Ozone created by electric cars now killing millions in the seventh largest Country in the world, Mexifornia, formerly known as California.

White minorities still trying to have English recognized as the third language.

Spotted Owl plague threatens Northwestern United States crops and livestock.

Baby conceived naturally! Scientists stumped.

Couple petitions court to reinstate heterosexual marriage.

Iran still closed off; physicists estimate it will take at least 10 more years before radioactivity decreases to safe levels.

France pleads for global help after being taken over by Jamaica. No other country comes forward to help the beleaguered nation!

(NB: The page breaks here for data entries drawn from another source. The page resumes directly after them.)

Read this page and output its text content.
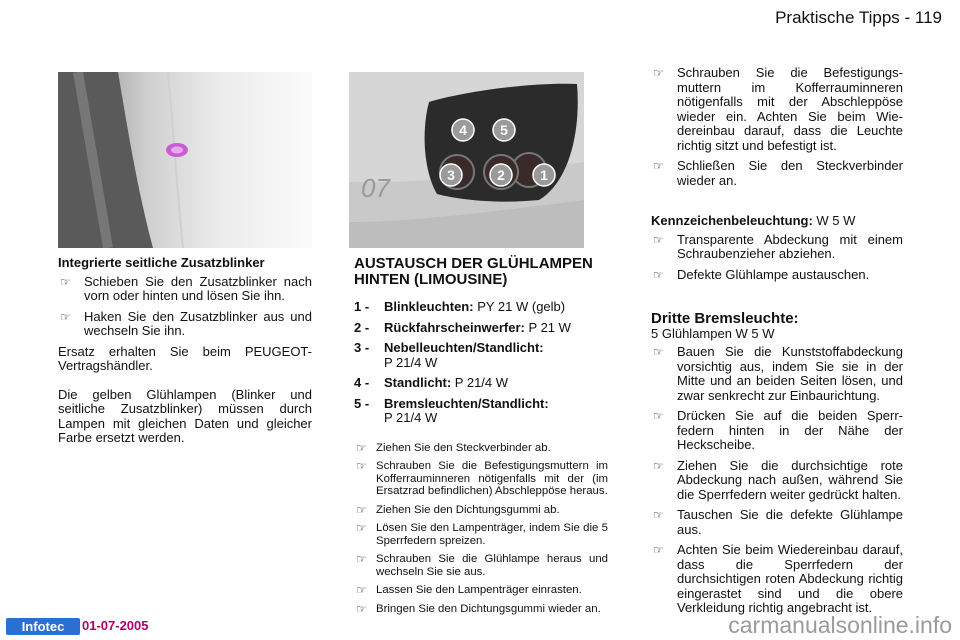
Praktische Tipps - 119
07	1
2
3
4 5
Integrierte seitliche Zusatzblinker
☞ Schieben Sie den Zusatzblinker nach vorn oder hinten und lösen Sie ihn.
☞ Haken Sie den Zusatzblinker aus und wechseln Sie ihn.
Ersatz erhalten Sie beim PEUGEOT-Vertragshändler.
Die gelben Glühlampen (Blinker und seitliche Zusatzblinker) müssen durch Lampen mit gleichen Daten und gleicher Farbe ersetzt werden.
AUSTAUSCH DER GLÜHLAMPEN HINTEN (LIMOUSINE)
1 - Blinkleuchten: PY 21 W (gelb)
2 - Rückfahrscheinwerfer: P 21 W
3 - Nebelleuchten/Standlicht:
P 21/4 W
4 - Standlicht: P 21/4 W
5 - Bremsleuchten/Standlicht:
P 21/4 W
☞ Ziehen Sie den Steckverbinder ab.
☞ Schrauben Sie die Befestigungsmuttern im Kofferrauminneren nötigenfalls mit der (im Ersatzrad befindlichen) Abschleppöse heraus.
☞ Ziehen Sie den Dichtungsgummi ab.
☞ Lösen Sie den Lampenträger, indem Sie die 5 Sperrfedern spreizen.
☞ Schrauben Sie die Glühlampe heraus und wechseln Sie sie aus.
☞ Lassen Sie den Lampenträger einrasten.
☞ Bringen Sie den Dichtungsgummi wieder an.
☞ Schrauben Sie die Befestigungsmuttern im Kofferrauminneren nötigenfalls mit der Abschleppöse wieder ein. Achten Sie beim Wiedereinbau darauf, dass die Leuchte richtig sitzt und befestigt ist.
☞ Schließen Sie den Steckverbinder wieder an.
Kennzeichenbeleuchtung: W 5 W
☞ Transparente Abdeckung mit einem Schraubenzieher abziehen.
☞ Defekte Glühlampe austauschen.
Dritte Bremsleuchte:
5 Glühlampen W 5 W
☞ Bauen Sie die Kunststoffabdeckung vorsichtig aus, indem Sie sie in der Mitte und an beiden Seiten lösen, und zwar senkrecht zur Einbaurichtung.
☞ Drücken Sie auf die beiden Sperrfedern hinten in der Nähe der Heckscheibe.
☞ Ziehen Sie die durchsichtige rote Abdeckung nach außen, während Sie die Sperrfedern weiter gedrückt halten.
☞ Tauschen Sie die defekte Glühlampe aus.
☞ Achten Sie beim Wiedereinbau darauf, dass die Sperrfedern der durchsichtigen roten Abdeckung richtig eingerastet sind und die obere Verkleidung richtig angebracht ist.
Infotec	01-07-2005	carmanualsonline.info
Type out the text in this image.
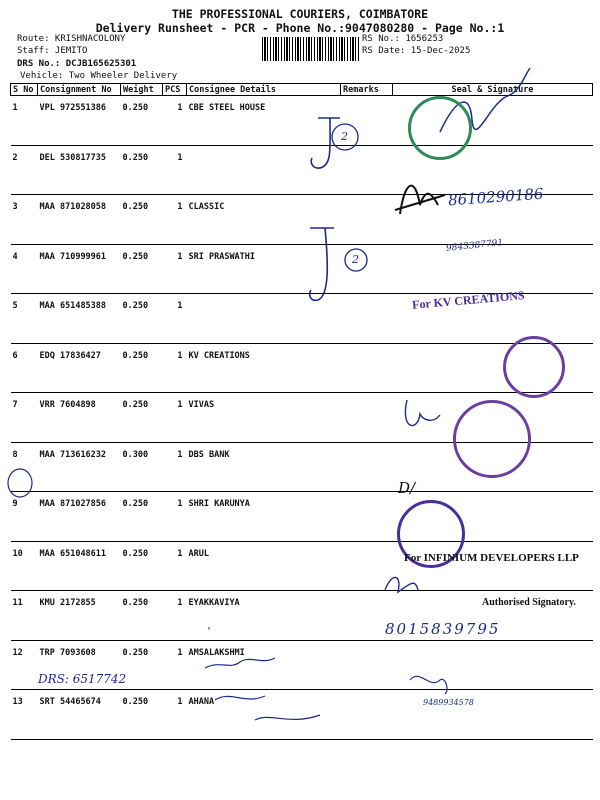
THE PROFESSIONAL COURIERS, COIMBATORE
Delivery Runsheet - PCR - Phone No.:9047080280 - Page No.:1
Route: KRISHNACOLONY
Staff: JEMITO
DRS No.: DCJB165625301
Vehicle: Two Wheeler Delivery
RS No.: 1656253
RS Date: 15-Dec-2025
S No	Consignment No	Weight	PCS	Consignee Details	Remarks	Seal & Signature
1	VPL 972551386	0.250	1	CBE STEEL HOUSE		
2	DEL 530817735	0.250	1			
3	MAA 871028058	0.250	1	CLASSIC		
4	MAA 710999961	0.250	1	SRI PRASWATHI		
5	MAA 651485388	0.250	1			
6	EDQ 17836427	0.250	1	KV CREATIONS		
7	VRR 7604898	0.250	1	VIVAS		
8	MAA 713616232	0.300	1	DBS BANK		
9	MAA 871027856	0.250	1	SHRI KARUNYA		
10	MAA 651048611	0.250	1	ARUL		
11	KMU 2172855	0.250	1	EYAKKAVIYA		
12	TRP 7093608	0.250	1	AMSALAKSHMI		
13	SRT 54465674	0.250	1	AHANA		
'
For KV CREATIONS
For INFINIUM DEVELOPERS LLP
Authorised Signatory.
8610290186
9843387791
8015839795
2
2
D/
DRS: 6517742
9489934578
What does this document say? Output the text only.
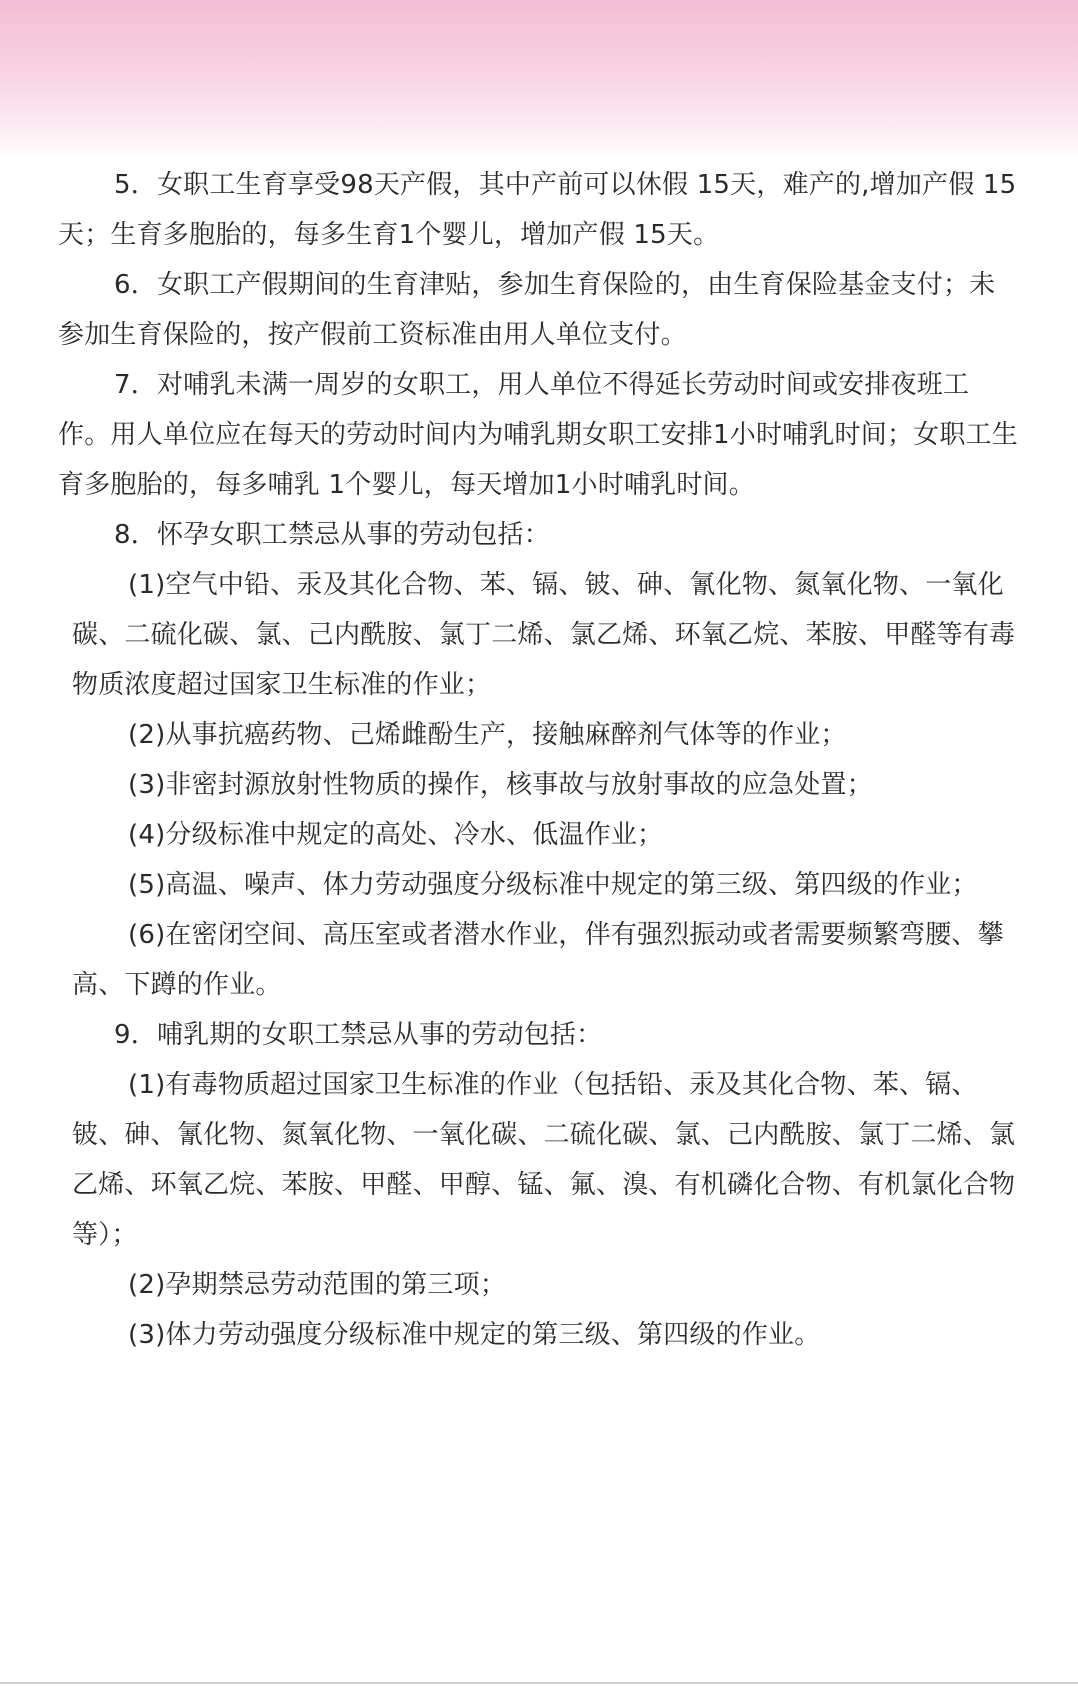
5．女职工生育享受98天产假，其中产前可以休假 15天，难产的,增加产假 15天；生育多胞胎的，每多生育1个婴儿，增加产假 15天。

6．女职工产假期间的生育津贴，参加生育保险的，由生育保险基金支付；未参加生育保险的，按产假前工资标准由用人单位支付。

7．对哺乳未满一周岁的女职工，用人单位不得延长劳动时间或安排夜班工作。用人单位应在每天的劳动时间内为哺乳期女职工安排1小时哺乳时间；女职工生育多胞胎的，每多哺乳 1个婴儿，每天增加1小时哺乳时间。

8．怀孕女职工禁忌从事的劳动包括：

(1)空气中铅、汞及其化合物、苯、镉、铍、砷、氰化物、氮氧化物、一氧化碳、二硫化碳、氯、己内酰胺、氯丁二烯、氯乙烯、环氧乙烷、苯胺、甲醛等有毒物质浓度超过国家卫生标准的作业；

(2)从事抗癌药物、己烯雌酚生产，接触麻醉剂气体等的作业；

(3)非密封源放射性物质的操作，核事故与放射事故的应急处置；

(4)分级标准中规定的高处、冷水、低温作业；

(5)高温、噪声、体力劳动强度分级标准中规定的第三级、第四级的作业；

(6)在密闭空间、高压室或者潜水作业，伴有强烈振动或者需要频繁弯腰、攀高、下蹲的作业。

9．哺乳期的女职工禁忌从事的劳动包括：

(1)有毒物质超过国家卫生标准的作业（包括铅、汞及其化合物、苯、镉、铍、砷、氰化物、氮氧化物、一氧化碳、二硫化碳、氯、己内酰胺、氯丁二烯、氯乙烯、环氧乙烷、苯胺、甲醛、甲醇、锰、氟、溴、有机磷化合物、有机氯化合物等）；

(2)孕期禁忌劳动范围的第三项；

(3)体力劳动强度分级标准中规定的第三级、第四级的作业。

Last Castro finally dies at age 112; Cuban cigars can now be imported legally, but President Chelsea Clinton has banned all smoking.

George Z. Bush says he will run for President in 2060.

Postal Service raises price of first class stamp to $17.89 and reduces mail delivery to Wednesdays only.

Average weight of Americans drops to 250 lbs.

Eighty-five-year $75.8 billion study: Diet and exercise is the key to weight loss.

Hat tip: Linda W.
Image Credit: Image Chef

42 thoughts on “The Year 2059

  1. Ann Thompson says:

    At my age it's possible that I could still be around to see some of these actually happen. The good news is that by then my mind should be totally mush and I won't be aware of any of it happening 🙂

  2. Marg says:

    Those really are funny. Had me laughing out loud. Chances are they will come true. Sandee, you and Zane and Little Bit all have a great day.

  3. Barb says:

    Mexifornia? What about Don't mess with Mexas? bahahaha!

    Sadly, most of these are almost too believable to be funny.